Juli Giner boxera bien le 1er avril à Barcelone mais plus contre Guillaume Frénois, le champion espagnol ayant décidé de s’orienter vers une ceinture mondiale, laissant vacant le titre EBU que convoite le Saint-Quentinois.

Guillaume Frénois a pris un gros coup sur la tête ce lundi 7 mars en apprenant l’annulation de son championnat d’Europe
C’est un coup de tonnerre qui vient de se produire dans l’entourage du boxeur saint-quentinois, Guillaume Frénois. Ce lundi, Juli Giner, le champion en titre EBU super-plume, a décidé de « laisser » son titre pour s’orienter vers une échéance mondiale. Alors que la date du 1er avril était officialisée à Barcelone, le combat tombe à l’eau. Abattu, Guillaume Frénois ne pourra pas tenter de décrocher cette ceinture européenne qu’il convoite depuis trois ans. « Il n’y a plus de combat », lâche Gérard Teysseron, le promoteur de Frénois. « C’est n’importe quoi, je suis abasourdi, reprend le boxeur axonais, depuis trois mois je suis au taquet, je m’entraîne à fond, tout était prêt, arrangé, notamment au niveau de mon boulot, du déplacement de mes supporters, de ma famille, c’est dur à accepter ! » Pascal Cordier, le président du club saint-quentinois, se dit lui aussi « très déçu par cette magouille sportive », confiant « ne pas reconnaître l’EBU dans cette affaire ».

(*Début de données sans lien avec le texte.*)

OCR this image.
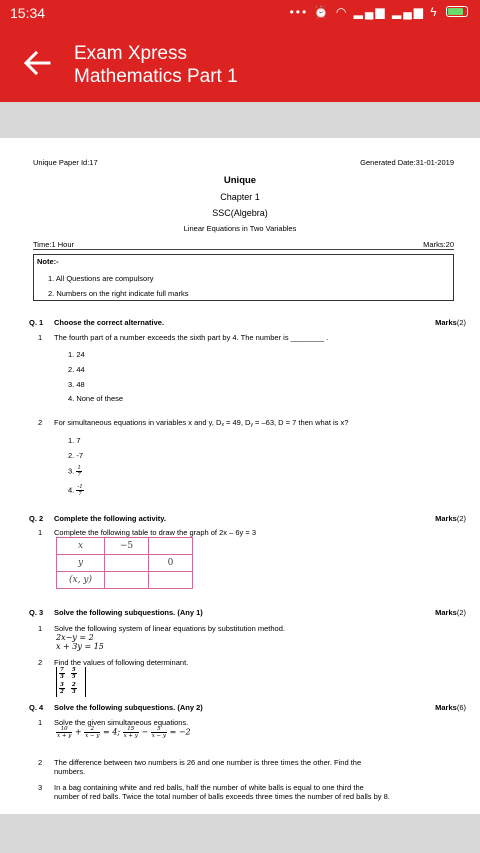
15:34	••• ⏰ ◠ ▂▄▆ ▂▄▆ ϟ
Exam Xpress
Mathematics Part 1
Unique Paper Id:17	Generated Date:31-01-2019
Unique
Chapter 1
SSC(Algebra)
Linear Equations in Two Variables
Time:1 Hour	Marks:20
Note:-
1. All Questions are compulsory
2. Numbers on the right indicate full marks
Q. 1 Choose the correct alternative.	Marks(2)
1 The fourth part of a number exceeds the sixth part by 4. The number is ________ .
1. 24
2. 44
3. 48
4. None of these
2 For simultaneous equations in variables x and y, $D_x = 49$, $D_y = -63$, D = 7 then what is x?
1. 7
2. -7
3. $\frac{1}{7}$
4. $\frac{-1}{7}$
Q. 2 Complete the following activity.	Marks(2)
1 Complete the following table to draw the graph of 2x – 6y = 3
x	−5	
y		0
(x, y)		
Q. 3 Solve the following subquestions. (Any 1)	Marks(2)
1 Solve the following system of linear equations by substitution method.
2x−y = 2
x + 3y = 15
2 Find the values of following determinant.
$\frac{7}{3} \frac{5}{5}$
$\frac{3}{2} \frac{2}{3}$
Q. 4 Solve the following subquestions. (Any 2)	Marks(6)
1 Solve the given simultaneous equations.
$\frac{10}{x + y} + \frac{2}{x - y} = 4$; $\frac{15}{x + y} - \frac{5}{x - y} = -2$
2 The difference between two numbers is 26 and one number is three times the other. Find the
numbers.
3 In a bag containing white and red balls, half the number of white balls is equal to one third the
number of red balls. Twice the total number of balls exceeds three times the number of red balls by 8.
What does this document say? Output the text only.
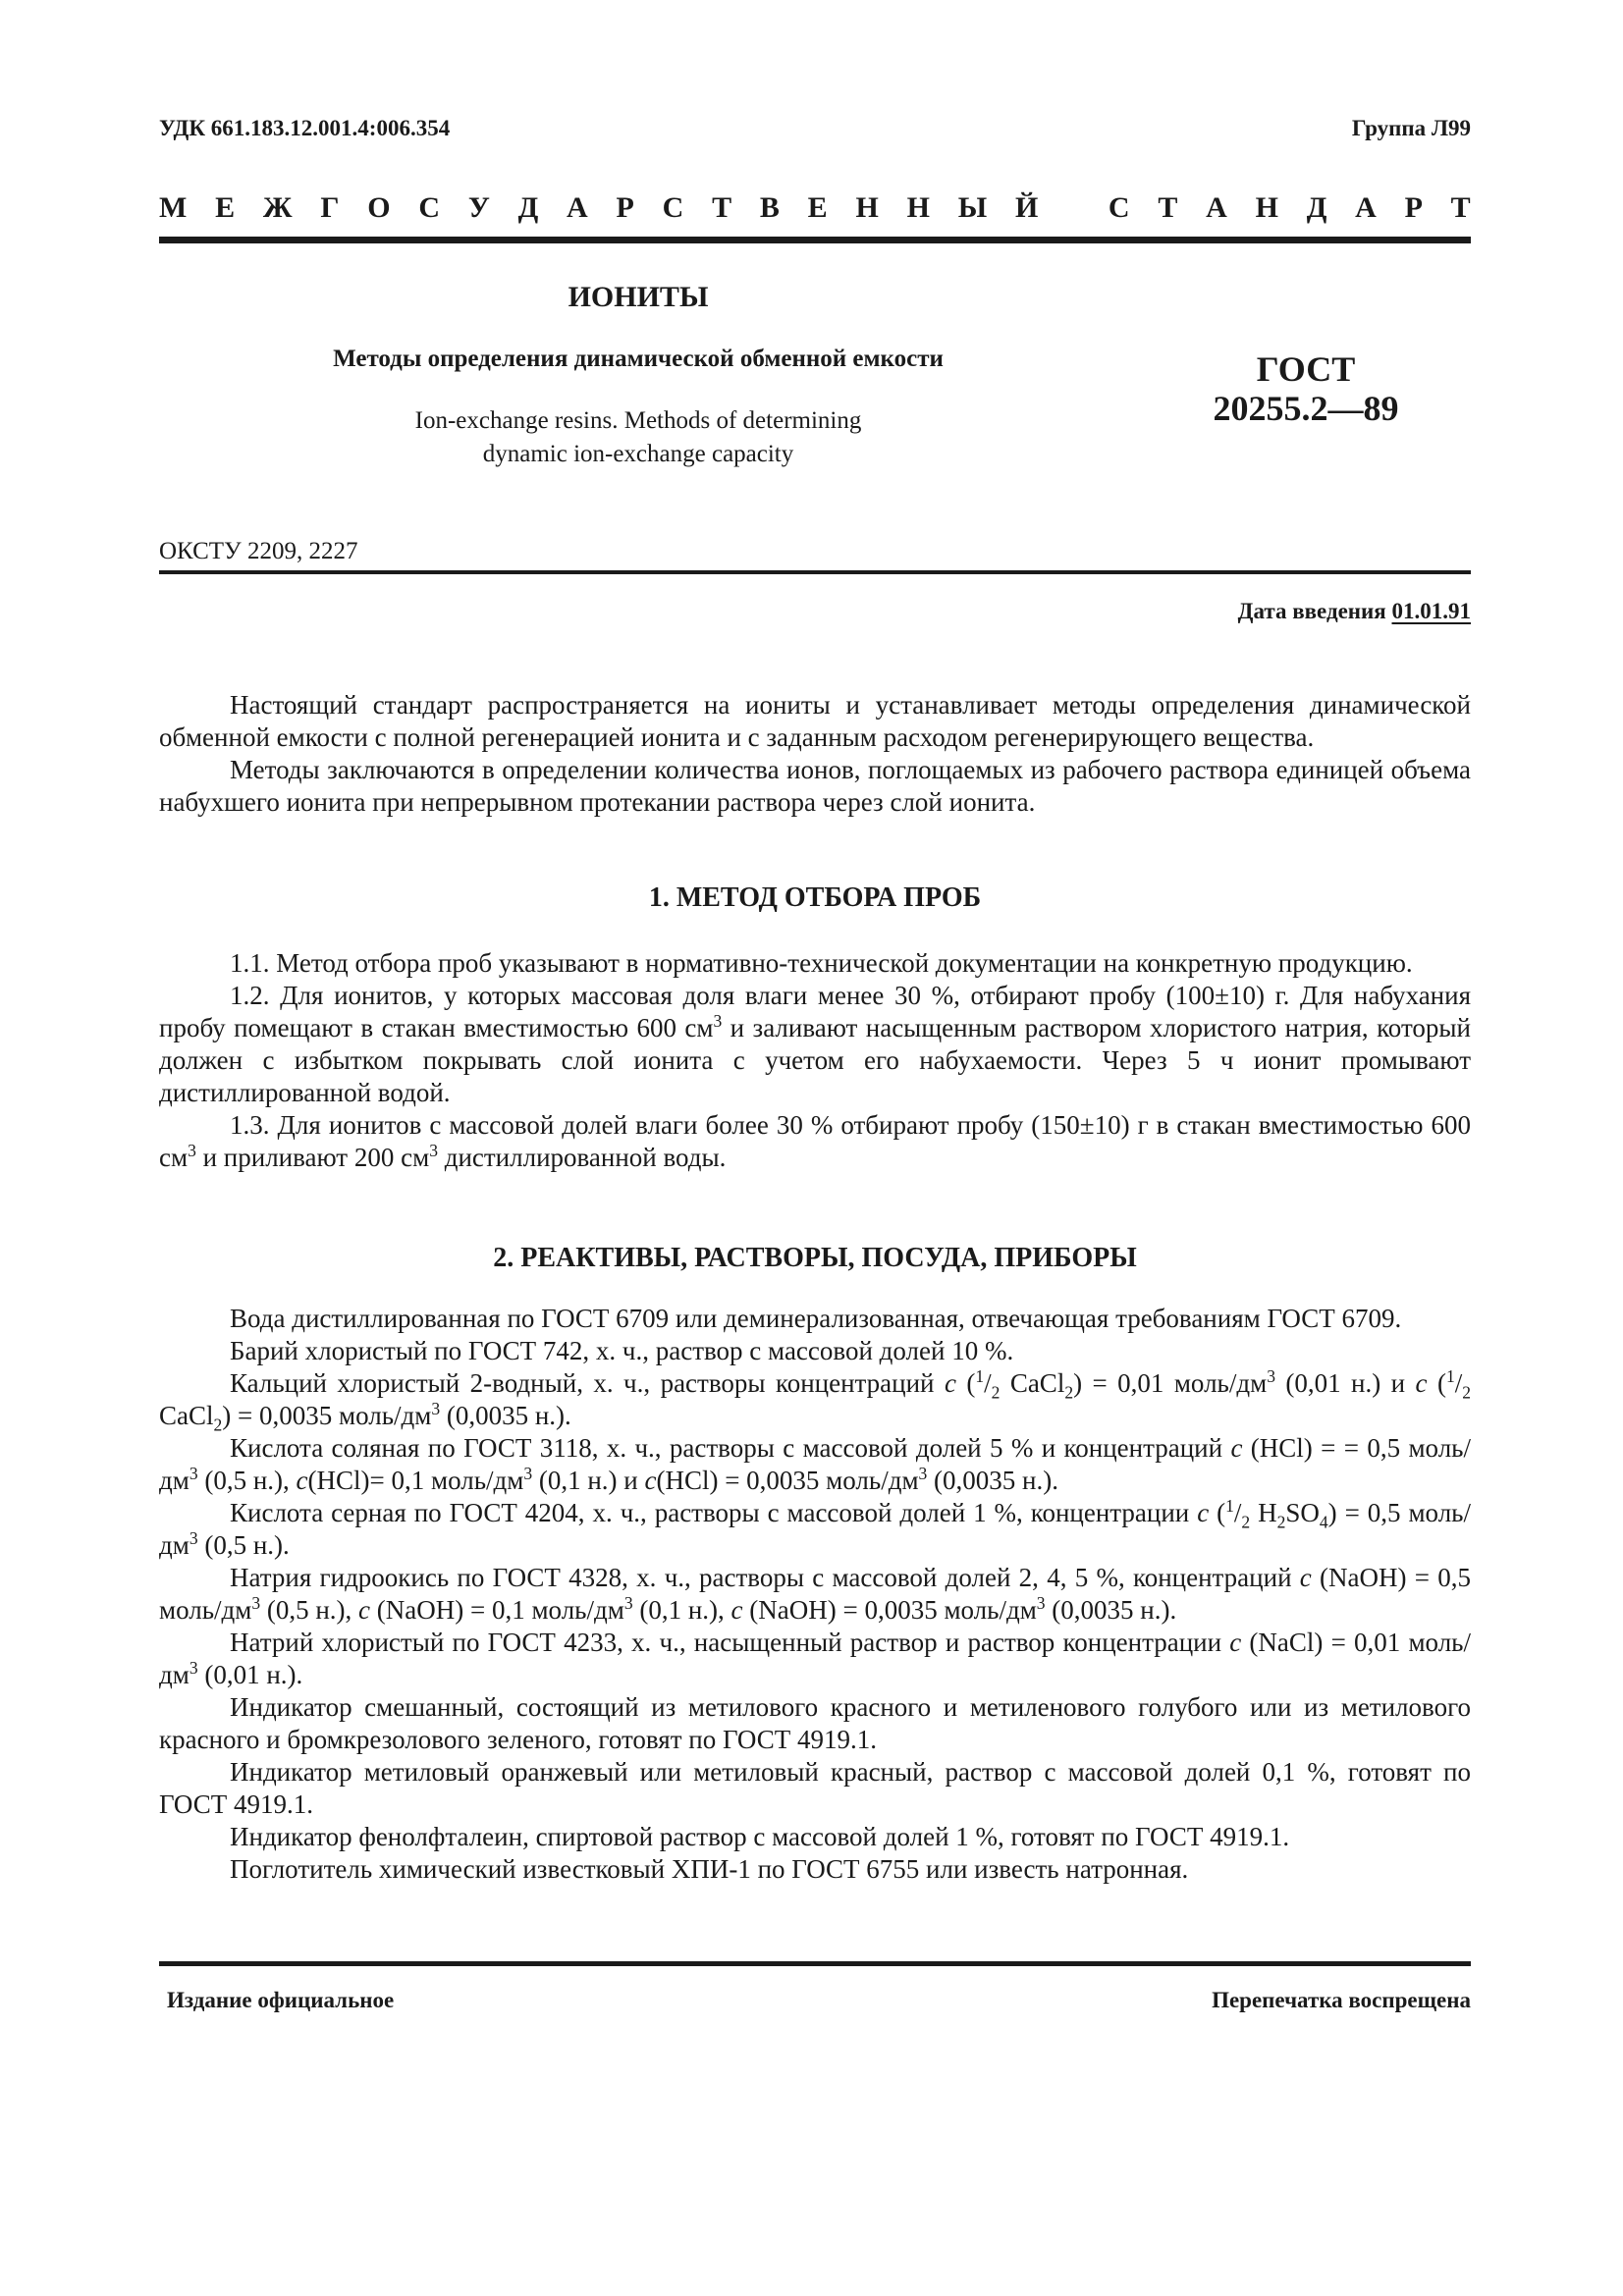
УДК 661.183.12.001.4:006.354	Группа Л99
М Е Ж Г О С У Д А Р С Т В Е Н Н Ы Й С Т А Н Д А Р Т
ИОНИТЫ
Методы определения динамической обменной емкости
Ion-exchange resins. Methods of determining
dynamic ion-exchange capacity
ГОСТ
20255.2—89
ОКСТУ 2209, 2227
Дата введения 01.01.91

Настоящий стандарт распространяется на иониты и устанавливает методы определения динамической обменной емкости с полной регенерацией ионита и с заданным расходом регенерирующего вещества.

Методы заключаются в определении количества ионов, поглощаемых из рабочего раствора единицей объема набухшего ионита при непрерывном протекании раствора через слой ионита.

1. МЕТОД ОТБОРА ПРОБ

1.1. Метод отбора проб указывают в нормативно-технической документации на конкретную продукцию.

1.2. Для ионитов, у которых массовая доля влаги менее 30 %, отбирают пробу (100±10) г. Для набухания пробу помещают в стакан вместимостью 600 $см^3$ и заливают насыщенным раствором хлористого натрия, который должен с избытком покрывать слой ионита с учетом его набухаемости. Через 5 ч ионит промывают дистиллированной водой.

1.3. Для ионитов с массовой долей влаги более 30 % отбирают пробу (150±10) г в стакан вместимостью 600 $см^3$ и приливают 200 $см^3$ дистиллированной воды.

2. РЕАКТИВЫ, РАСТВОРЫ, ПОСУДА, ПРИБОРЫ

Вода дистиллированная по ГОСТ 6709 или деминерализованная, отвечающая требованиям ГОСТ 6709.

Барий хлористый по ГОСТ 742, х. ч., раствор с массовой долей 10 %.

Кальций хлористый 2-водный, х. ч., растворы концентраций c ($^1/_2$ CaCl$_2$) = 0,01 моль/$дм^3$ (0,01 н.) и c ($^1/_2$ CaCl$_2$) = 0,0035 моль/$дм^3$ (0,0035 н.).

Кислота соляная по ГОСТ 3118, х. ч., растворы с массовой долей 5 % и концентраций c (HCl) = = 0,5 моль/$дм^3$ (0,5 н.), c(HCl)= 0,1 моль/$дм^3$ (0,1 н.) и c(HCl) = 0,0035 моль/$дм^3$ (0,0035 н.).

Кислота серная по ГОСТ 4204, х. ч., растворы с массовой долей 1 %, концентрации c ($^1/_2$ $H_2SO_4) = 0,5$ моль/$дм^3$ (0,5 н.).

Натрия гидроокись по ГОСТ 4328, х. ч., растворы с массовой долей 2, 4, 5 %, концентраций c (NaOH) = 0,5 моль/$дм^3$ (0,5 н.), c (NaOH) = 0,1 моль/$дм^3$ (0,1 н.), c (NaOH) = 0,0035 моль/$дм^3$ (0,0035 н.).

Натрий хлористый по ГОСТ 4233, х. ч., насыщенный раствор и раствор концентрации c (NaCl) = 0,01 моль/$дм^3$ (0,01 н.).

Индикатор смешанный, состоящий из метилового красного и метиленового голубого или из метилового красного и бромкрезолового зеленого, готовят по ГОСТ 4919.1.

Индикатор метиловый оранжевый или метиловый красный, раствор с массовой долей 0,1 %, готовят по ГОСТ 4919.1.

Индикатор фенолфталеин, спиртовой раствор с массовой долей 1 %, готовят по ГОСТ 4919.1.

Поглотитель химический известковый ХПИ-1 по ГОСТ 6755 или известь натронная.

Издание официальное	Перепечатка воспрещена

Vers un duel franco-français
C’est pourtant une réalité qui envoie Giner vers une ceinture mondiale WBC Silver. L’Espagnol sera d’ailleurs à l’affiche du gala du 1er avril à Barcelone mais il sera opposé au Mexicain Miguel Roman. De quoi faire bondir le clan de Frénois même si la déception passée il sera temps de se pencher sur la suite à très court terme. « Je reste co-challenger donc ça ne change rien pour moi, évacue Guillaume Frénois, sauf qu’il faudra attendre un peu plus. Mais mon objectif reste le même, je veux décrocher cette ceinture européenne ». Et pour aller chercher ce titre EBU, le super-plume saint-quentinois sera opposé à l’autre co-challenger, le Français Samir Ziani (Blagnac), champion de France en titre, qui a la particularité d’être dans le giron de… Gérard Teysseron. « Ce sont deux boxeurs à moi », confirme le promoteur qui assure vouloir fixer le combat rapidement, « pour ne pas faire perdre de temps à Guillaume ».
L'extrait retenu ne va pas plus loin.